Les autres édifices religieux et patrimoine médiéval

L’Église Saint-Julien est l’ancienne abbatiale de l’Abbaye fondée par Grégoire de Tours vers 575. Elle vaut le détour pour son architecture gothique et ses vitraux. Son chevet est particulièrement remarqué. L’église a récemment été restaurée et possède un clocher-porche de 25 mètres de haut. Les divers bâtiments de l’abbaye bénédictine Saint-Julien ont été construits du Xe au XVIe siècle et sont tous classés ou inscrits au titre des monuments historiques. Elle se trouve rue des Halles, dans le Vieux-Tours.

L’Église Saint-Grégoire des Minimes a été construite en 1627 par les frères Minimes pour remplacer leur premier couvent. Elle vaut le détour pour le décor de sa façade et l’ensemble de boiseries exécutées en 1670 par deux frères du monastère à l’intérieur. Les vestiges du Couvent des Cordeliers conservent sur la façade ouest le dernier vestige de la chapelle datant de 1224 : une porte sous arc brisé. Ces édifices témoignent de la richesse religieuse de Tours au Moyen Âge et à la Renaissance.

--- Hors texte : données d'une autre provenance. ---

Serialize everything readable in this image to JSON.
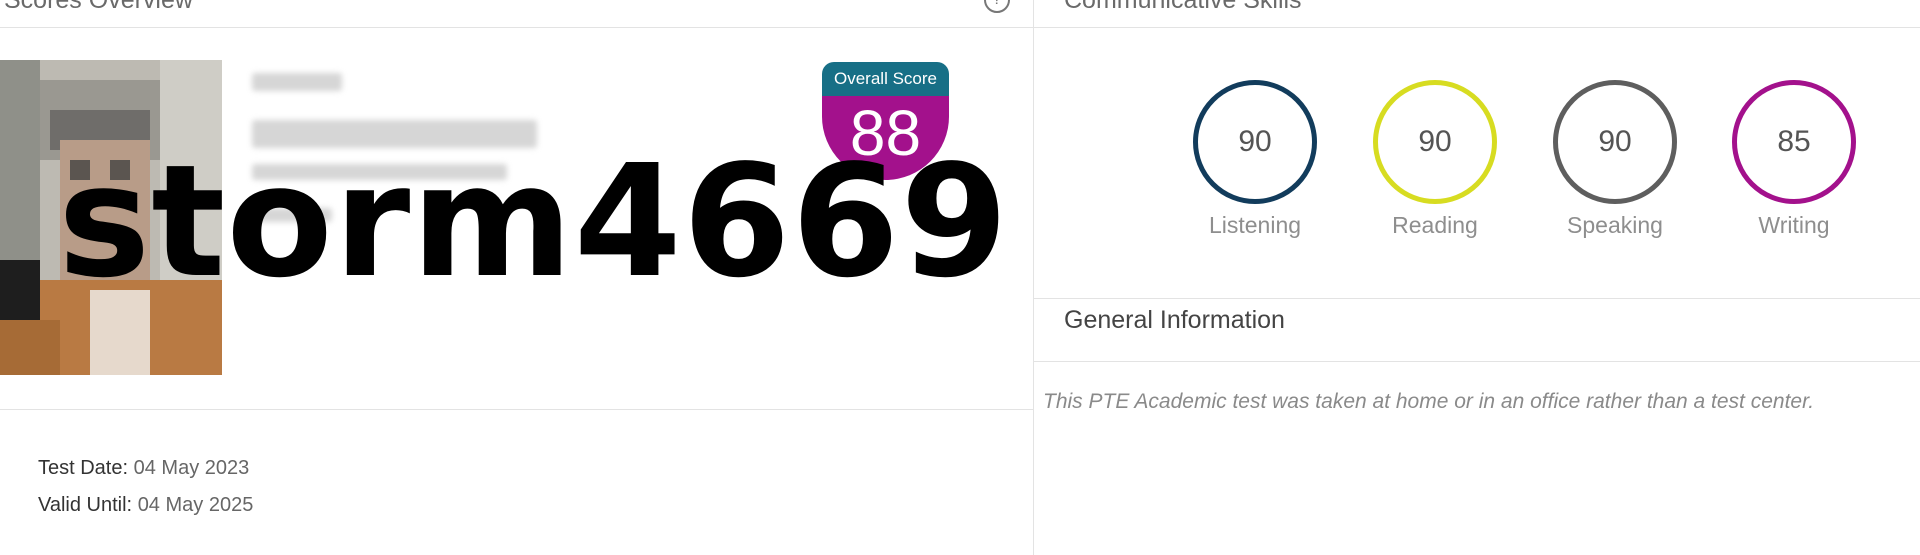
{
  "scores_overview": {
    "title": "Scores Overview",
    "help_icon": "question-circle-icon",
    "overall_score_label": "Overall Score",
    "overall_score": "88",
    "username_overlay": "storm4669",
    "test_date_label": "Test Date:",
    "test_date": "04 May 2023",
    "valid_until_label": "Valid Until:",
    "valid_until": "04 May 2025"
  },
  "communicative_skills": {
    "title": "Communicative Skills",
    "skills": [
      {
        "label": "Listening",
        "score": "90",
        "color": "#123c5c"
      },
      {
        "label": "Reading",
        "score": "90",
        "color": "#d7dc21"
      },
      {
        "label": "Speaking",
        "score": "90",
        "color": "#5e5e5e"
      },
      {
        "label": "Writing",
        "score": "85",
        "color": "#a3118c"
      }
    ]
  },
  "general_information": {
    "title": "General Information",
    "note": "This PTE Academic test was taken at home or in an office rather than a test center."
  },
  "colors": {
    "badge_header": "#176f86",
    "badge_body": "#a3118c",
    "divider": "#e3e3e3"
  }
}
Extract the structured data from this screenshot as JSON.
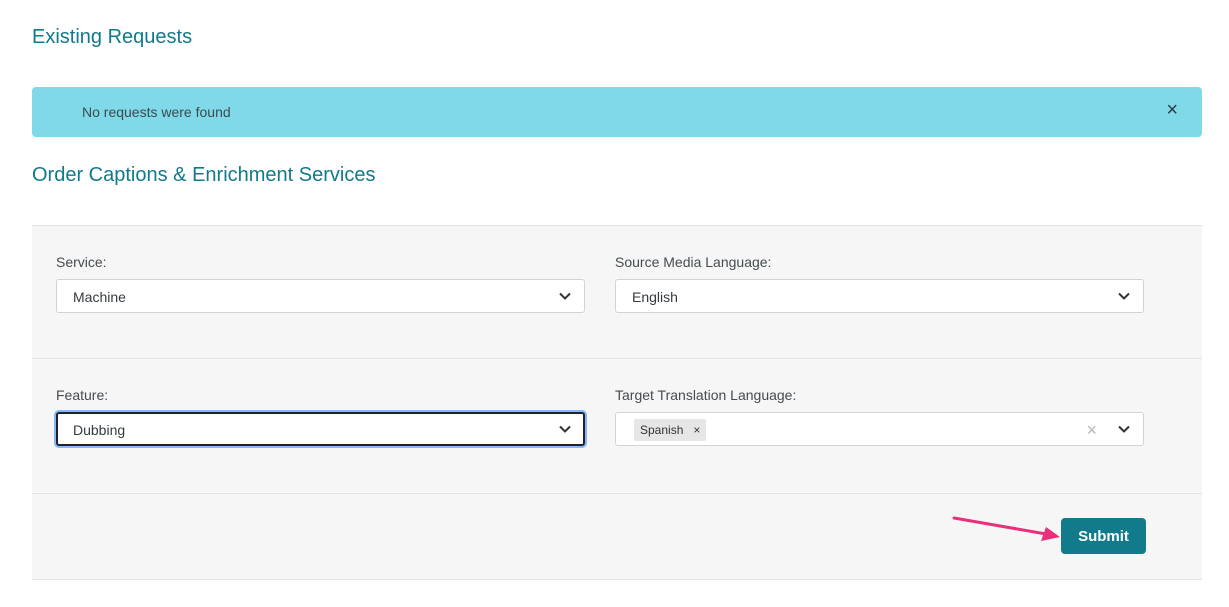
{
  "existing_requests": {
    "title": "Existing Requests",
    "alert": {
      "message": "No requests were found",
      "close_icon": "close-icon",
      "color": "#80d9e8"
    }
  },
  "order": {
    "title": "Order Captions & Enrichment Services",
    "service": {
      "label": "Service:",
      "value": "Machine"
    },
    "source_language": {
      "label": "Source Media Language:",
      "value": "English"
    },
    "feature": {
      "label": "Feature:",
      "value": "Dubbing"
    },
    "target_language": {
      "label": "Target Translation Language:",
      "tags": [
        "Spanish"
      ],
      "tag_remove_glyph": "×",
      "clear_glyph": "×"
    },
    "submit_label": "Submit"
  },
  "colors": {
    "accent": "#117a8b",
    "annotation_arrow": "#e8317a",
    "panel_bg": "#f6f6f6"
  }
}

Les carrois sont typiques de Tours. Ce sont de petits carrés de jardins avec un coin de verdure aménagé au calme entre les bâtiments. Voici quelques exemples de ces espaces verts singuliers :

  • Le carroi de Saint Martin, paisible et ombragé, idéal pour une pause lecture
  • Le carroi aux herbes, un petit parc vert avec une aire de jeux pour les enfants, accessible depuis la rue Eugène Sue

La Place du Grand Marché accueille une statue dédiée à Plumereau. C’est également l’emplacement du Monstre de Tours, une œuvre de l’artiste plasticien Xavier Veilhan installée en 2004. Cette sculpture représente un imposant personnage fantastique mi-amusant, mi-effrayant. L’installation a suscité de nombreux débats lors de sa mise en place, mais appartient désormais au patrimoine de la ville. La place est couramment appelée place du monstre. Elle se situe derrière la Place Plumereau et à quelques pas des Halles de Tours. Ces lieux incarnent parfaitement le mélange entre patrimoine ancien et création contemporaine qui caractérise Tours.

Voilà ce que j’aurais aimé qu’on me dise avant de poser le pied à Tours : cette ville n’est pas qu’une étape, c’est une destination. Entre ses monuments historiques, ses musées riches en art et en histoire, ses bords de Loire apaisants et son Vieux-Tours authentique, elle mérite qu’on s’y attarde. J’y suis restée bien plus longtemps que prévu. Et je pense que vous ferez pareil.